Sparkt founder and CEO Marty Griffin's campaign to get every young person vaccinated against the Human Papillomavirus
(HPV) is continuing to change minds -- and maybe even save the lives of children whose parents have been following Marty's Journey.
Marty was diagnosed with HPV-related throat cancer last August, and has publicly shared his cancer battle every step of the way. He's been outspoken about taking steps to prevent HPV, which causes the majority of cervical cancers and many mouth and throat cancers.

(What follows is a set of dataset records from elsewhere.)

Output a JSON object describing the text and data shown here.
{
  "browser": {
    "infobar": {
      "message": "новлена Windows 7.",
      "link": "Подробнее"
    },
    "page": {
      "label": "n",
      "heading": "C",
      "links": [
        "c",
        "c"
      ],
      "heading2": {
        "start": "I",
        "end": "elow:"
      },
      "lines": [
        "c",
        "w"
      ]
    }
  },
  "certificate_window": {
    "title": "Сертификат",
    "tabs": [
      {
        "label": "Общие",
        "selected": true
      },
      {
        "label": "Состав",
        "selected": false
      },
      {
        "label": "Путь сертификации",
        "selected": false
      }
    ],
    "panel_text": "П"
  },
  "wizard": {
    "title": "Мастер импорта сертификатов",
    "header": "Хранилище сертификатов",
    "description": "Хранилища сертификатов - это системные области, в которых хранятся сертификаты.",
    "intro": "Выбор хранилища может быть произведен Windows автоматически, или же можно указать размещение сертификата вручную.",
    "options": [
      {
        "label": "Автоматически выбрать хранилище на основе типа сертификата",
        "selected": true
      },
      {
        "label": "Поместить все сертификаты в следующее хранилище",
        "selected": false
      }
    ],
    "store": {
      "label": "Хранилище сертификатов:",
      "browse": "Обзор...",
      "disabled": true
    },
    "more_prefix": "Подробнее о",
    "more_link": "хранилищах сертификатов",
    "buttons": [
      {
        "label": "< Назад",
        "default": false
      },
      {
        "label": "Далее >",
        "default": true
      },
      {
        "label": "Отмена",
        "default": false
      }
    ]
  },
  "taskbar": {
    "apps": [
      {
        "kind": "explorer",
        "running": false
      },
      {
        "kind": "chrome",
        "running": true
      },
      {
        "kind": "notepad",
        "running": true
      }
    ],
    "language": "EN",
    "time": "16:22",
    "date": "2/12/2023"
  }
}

Now Marty's close friends, Rob and Natalie Kania, are telling their story about how watching him fight for his life convinced them to get their teenage twin sons the HPV vaccine :
The Kania's family doctor, David MacIsaac of MacIsaac Family Medicine says, while the HPV vaccine had a rocky start with consumers, in the 10+ years the HPV vaccine has been on the market, it's been proven to be safe with relatively few side effects. He says that's calmed many parents' fears.
Dr. MacIsaac says Marty's telling his cancer story can make a big difference in changing even more minds about the HPV vaccine.
"I think it's huge." Dr. David MacIsaac on Marty Griffin's influence on the rate of HPV vaccination
"Knowing someone that actually had it (HPV-related cancer) and can talk about it and how to prevent it," is a big deal says Dr. MacIsaac.
"Marty's a local personality. People know him. To see someone like that go through it makes you think anybody could," he stressed. "When you get individuals coming out and saying 'I've been affected, this was caused by HPV, this is preventable, you need to be vaccinated' that can go a long way."